Mark the script executable so the host can run it directly:

chmod +x deploy/deploy.sh

A single deploy is now sudo ./deploy/deploy.sh.

Step 5 — Walk the script visually before you run it

Use the diagram below to follow the script end-to-end, including the two abort branches. Drag the canvas to pan around the long flow; click any step in the timeline to jump there.

Loading…

Step 6 — Test the deploy on a non-production host first

Run the full script on a staging host before you point real traffic at it. At minimum, exercise three scenarios and confirm each behaves as expected:

  • Happy path. Run ./deploy/deploy.sh. Confirm that the live color flips, that no requests fail during the run, and that the previous container is removed after the drain window.
  • Health failure. Temporarily break a dependency the new image needs (for example, point the database URL at an unreachable host). Run the script. Confirm that the health probe times out, that the new container is removed, and that Nginx still routes to the old color.
  • Config validation failure. Introduce a typo into the server block. Run the script. Confirm that nginx -t fails, that upstream.conf is restored from its backup, and that the new container is removed.

Once those three pass on staging, schedule the first production deploy for a low-traffic window and watch the logs without pressure. After that, return to your normal release schedule.

Common questions

Loading…

The Request Path, Before and After

Press play, or drag the cursor along the timeline. The single-container lane goes red the moment the build window ends; the blue-green lane stays green the whole way through.

Loading…

The difference is not that the deploy got a little faster. The difference is that the user never sees the handoff at all. Deploy and service stopped being the same event.


Rollback

Rollback is basically the same flip in reverse, only without the rebuild. Because the old container stays alive during the drain window, the fastest rollback is usually just pointing Nginx back at the previous color. That takes less than a second.

After the drain window, the old image is still tagged web:current. So if I need the previous version back later, it is still one docker run plus one nginx -s reload. No rebuild, no waiting for the cache, no hunting through old commits.

Result

After two months in production, there were no user-reported deploy outages. When rollback was needed, it usually took under 5 seconds. Same EC2 instance, same monthly bill.

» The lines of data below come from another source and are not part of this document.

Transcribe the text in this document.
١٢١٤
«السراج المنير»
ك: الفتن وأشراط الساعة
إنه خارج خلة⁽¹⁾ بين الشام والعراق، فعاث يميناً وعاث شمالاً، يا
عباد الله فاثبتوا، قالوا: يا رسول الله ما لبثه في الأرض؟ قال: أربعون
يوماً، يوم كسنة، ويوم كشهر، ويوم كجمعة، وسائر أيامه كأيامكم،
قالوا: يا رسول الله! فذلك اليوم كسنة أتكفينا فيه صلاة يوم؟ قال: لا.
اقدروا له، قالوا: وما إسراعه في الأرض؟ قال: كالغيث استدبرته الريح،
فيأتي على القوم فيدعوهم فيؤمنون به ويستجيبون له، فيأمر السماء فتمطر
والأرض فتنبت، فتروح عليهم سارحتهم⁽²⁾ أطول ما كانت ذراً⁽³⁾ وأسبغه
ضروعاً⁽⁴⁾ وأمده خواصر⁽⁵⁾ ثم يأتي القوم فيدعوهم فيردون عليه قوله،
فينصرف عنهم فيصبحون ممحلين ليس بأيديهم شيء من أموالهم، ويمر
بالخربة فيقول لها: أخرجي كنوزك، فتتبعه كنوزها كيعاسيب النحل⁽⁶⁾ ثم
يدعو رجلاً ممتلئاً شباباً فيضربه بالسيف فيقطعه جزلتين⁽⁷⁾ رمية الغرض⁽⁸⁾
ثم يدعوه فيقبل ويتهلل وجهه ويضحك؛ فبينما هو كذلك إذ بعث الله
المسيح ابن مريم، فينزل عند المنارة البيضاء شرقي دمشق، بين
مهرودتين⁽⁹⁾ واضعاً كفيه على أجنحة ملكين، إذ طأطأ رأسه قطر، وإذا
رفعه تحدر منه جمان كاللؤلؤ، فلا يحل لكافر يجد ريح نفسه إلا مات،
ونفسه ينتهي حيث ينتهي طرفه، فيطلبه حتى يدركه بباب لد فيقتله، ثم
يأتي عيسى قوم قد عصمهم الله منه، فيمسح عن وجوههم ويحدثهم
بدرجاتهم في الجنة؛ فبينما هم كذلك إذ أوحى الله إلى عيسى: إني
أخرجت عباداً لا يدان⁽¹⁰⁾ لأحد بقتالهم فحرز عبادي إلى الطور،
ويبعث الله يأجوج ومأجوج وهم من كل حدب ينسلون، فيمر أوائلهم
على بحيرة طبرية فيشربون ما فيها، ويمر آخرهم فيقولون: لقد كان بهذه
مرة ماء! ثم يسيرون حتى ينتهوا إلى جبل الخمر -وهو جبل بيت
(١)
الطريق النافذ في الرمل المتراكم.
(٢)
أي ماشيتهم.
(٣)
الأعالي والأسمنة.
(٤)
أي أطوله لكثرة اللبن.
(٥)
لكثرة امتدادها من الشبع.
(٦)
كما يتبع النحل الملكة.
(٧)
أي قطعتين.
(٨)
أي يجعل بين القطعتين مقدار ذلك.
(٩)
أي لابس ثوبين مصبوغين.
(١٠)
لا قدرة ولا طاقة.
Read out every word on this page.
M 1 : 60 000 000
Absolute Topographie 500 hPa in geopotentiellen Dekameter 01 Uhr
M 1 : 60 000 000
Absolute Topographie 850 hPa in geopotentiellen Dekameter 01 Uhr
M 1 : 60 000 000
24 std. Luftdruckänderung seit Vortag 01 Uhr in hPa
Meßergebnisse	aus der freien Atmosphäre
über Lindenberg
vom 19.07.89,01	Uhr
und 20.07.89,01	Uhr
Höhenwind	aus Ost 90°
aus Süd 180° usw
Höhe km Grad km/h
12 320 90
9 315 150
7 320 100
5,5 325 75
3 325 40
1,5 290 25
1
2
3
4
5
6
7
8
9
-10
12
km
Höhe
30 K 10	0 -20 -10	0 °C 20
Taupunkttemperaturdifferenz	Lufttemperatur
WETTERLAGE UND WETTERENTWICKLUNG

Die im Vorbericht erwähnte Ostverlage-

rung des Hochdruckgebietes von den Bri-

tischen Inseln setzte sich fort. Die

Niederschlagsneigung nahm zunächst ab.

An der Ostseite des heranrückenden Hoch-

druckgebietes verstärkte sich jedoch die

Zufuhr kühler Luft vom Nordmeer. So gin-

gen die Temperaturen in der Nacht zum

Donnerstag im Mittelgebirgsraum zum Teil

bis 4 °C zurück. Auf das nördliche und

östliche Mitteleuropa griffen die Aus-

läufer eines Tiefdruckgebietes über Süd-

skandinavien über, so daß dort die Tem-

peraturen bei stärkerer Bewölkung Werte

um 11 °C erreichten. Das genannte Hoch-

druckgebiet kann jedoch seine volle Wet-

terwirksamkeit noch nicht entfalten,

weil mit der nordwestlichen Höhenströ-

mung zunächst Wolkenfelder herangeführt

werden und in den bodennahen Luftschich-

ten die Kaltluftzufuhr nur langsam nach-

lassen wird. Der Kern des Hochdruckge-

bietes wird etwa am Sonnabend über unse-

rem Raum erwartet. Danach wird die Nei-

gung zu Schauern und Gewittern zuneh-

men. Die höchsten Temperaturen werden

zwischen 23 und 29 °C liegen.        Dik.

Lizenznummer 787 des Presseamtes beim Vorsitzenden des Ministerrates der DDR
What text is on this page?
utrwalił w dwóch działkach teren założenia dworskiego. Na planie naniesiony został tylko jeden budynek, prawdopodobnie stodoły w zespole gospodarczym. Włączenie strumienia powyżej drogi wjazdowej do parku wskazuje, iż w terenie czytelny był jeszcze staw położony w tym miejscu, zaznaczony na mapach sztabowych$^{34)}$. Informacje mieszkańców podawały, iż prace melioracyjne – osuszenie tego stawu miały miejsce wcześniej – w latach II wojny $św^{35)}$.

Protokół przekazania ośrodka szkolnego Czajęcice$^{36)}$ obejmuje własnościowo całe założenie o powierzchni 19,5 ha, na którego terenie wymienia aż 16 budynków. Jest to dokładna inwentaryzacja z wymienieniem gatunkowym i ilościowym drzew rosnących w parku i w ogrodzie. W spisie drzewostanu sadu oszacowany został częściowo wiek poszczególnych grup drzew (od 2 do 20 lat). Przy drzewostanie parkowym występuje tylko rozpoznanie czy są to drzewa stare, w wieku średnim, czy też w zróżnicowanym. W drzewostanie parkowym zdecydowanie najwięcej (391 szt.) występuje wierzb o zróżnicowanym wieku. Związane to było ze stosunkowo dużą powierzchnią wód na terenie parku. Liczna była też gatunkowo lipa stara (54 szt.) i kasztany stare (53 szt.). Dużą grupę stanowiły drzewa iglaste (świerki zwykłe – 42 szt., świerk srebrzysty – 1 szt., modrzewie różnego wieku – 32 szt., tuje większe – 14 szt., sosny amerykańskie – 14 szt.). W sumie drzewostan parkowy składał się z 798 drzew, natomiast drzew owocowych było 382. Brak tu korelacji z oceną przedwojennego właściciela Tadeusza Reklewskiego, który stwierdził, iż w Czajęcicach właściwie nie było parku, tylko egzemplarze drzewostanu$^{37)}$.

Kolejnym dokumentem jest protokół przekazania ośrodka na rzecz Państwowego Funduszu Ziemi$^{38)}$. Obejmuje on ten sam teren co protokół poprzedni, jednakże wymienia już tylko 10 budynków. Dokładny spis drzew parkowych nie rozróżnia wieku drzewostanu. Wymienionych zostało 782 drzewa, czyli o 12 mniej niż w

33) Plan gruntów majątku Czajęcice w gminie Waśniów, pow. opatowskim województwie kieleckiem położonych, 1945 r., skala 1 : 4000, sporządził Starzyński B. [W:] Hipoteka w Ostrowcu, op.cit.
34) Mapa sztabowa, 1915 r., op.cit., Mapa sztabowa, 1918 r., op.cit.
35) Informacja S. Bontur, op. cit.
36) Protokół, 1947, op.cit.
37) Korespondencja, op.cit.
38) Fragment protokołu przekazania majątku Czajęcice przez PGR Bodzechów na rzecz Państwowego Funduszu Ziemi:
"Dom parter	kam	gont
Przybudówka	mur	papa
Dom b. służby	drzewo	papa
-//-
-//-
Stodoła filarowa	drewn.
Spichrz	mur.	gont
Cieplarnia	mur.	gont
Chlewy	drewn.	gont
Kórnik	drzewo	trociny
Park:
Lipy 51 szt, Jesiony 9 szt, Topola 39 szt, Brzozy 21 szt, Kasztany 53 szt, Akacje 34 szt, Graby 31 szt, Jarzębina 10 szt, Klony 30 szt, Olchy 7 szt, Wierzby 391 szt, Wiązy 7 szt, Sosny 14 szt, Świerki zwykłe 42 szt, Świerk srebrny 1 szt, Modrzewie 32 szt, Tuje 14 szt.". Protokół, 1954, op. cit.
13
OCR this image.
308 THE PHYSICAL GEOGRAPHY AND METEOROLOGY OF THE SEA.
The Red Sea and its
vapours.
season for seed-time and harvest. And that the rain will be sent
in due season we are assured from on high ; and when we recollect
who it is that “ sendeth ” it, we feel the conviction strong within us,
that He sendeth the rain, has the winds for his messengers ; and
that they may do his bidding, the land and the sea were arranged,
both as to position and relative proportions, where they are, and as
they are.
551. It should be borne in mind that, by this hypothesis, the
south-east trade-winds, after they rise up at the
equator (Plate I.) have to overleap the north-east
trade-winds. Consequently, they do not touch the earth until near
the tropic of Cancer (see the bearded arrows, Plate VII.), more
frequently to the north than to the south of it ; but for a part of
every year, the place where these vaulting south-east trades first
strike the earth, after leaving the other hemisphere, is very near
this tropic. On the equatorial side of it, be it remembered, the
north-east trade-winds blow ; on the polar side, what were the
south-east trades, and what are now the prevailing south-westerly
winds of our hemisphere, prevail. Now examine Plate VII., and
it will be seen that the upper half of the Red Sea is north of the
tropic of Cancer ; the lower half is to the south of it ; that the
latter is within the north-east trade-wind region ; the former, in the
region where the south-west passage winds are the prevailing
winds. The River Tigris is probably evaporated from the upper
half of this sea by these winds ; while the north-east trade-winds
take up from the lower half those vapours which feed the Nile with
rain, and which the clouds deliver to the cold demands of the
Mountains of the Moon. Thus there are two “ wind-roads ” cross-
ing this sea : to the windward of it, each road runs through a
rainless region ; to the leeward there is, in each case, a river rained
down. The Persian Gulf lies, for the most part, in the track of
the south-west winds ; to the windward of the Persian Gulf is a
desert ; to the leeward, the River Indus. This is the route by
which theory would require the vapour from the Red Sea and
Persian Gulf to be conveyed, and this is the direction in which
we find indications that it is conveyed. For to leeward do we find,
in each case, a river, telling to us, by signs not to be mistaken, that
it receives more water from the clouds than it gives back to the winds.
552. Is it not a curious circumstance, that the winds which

What I Would Do Differently

  • Move the upstream switch off the file system. Rewriting upstream.conf with sed works, but it is the weakest part of the setup. A tiny key-value store would make the flip a single write instead of a file rewrite plus reload.
  • Add a real smoke test before the flip. Health checks tell me the container started. They do not tell me the homepage renders or the important routes still work. A few HTTP checks would catch more bad builds.
  • Build in CI instead of on the EC2 box. Right now the production host is also paying for the build. That is acceptable for a small app, but a prebuilt image would take pressure off the live machine.

I would keep the strategy itself. For a single-host Next.js app that needed zero downtime without moving platforms, blue-green behind Nginx was the smallest fix that actually solved the problem.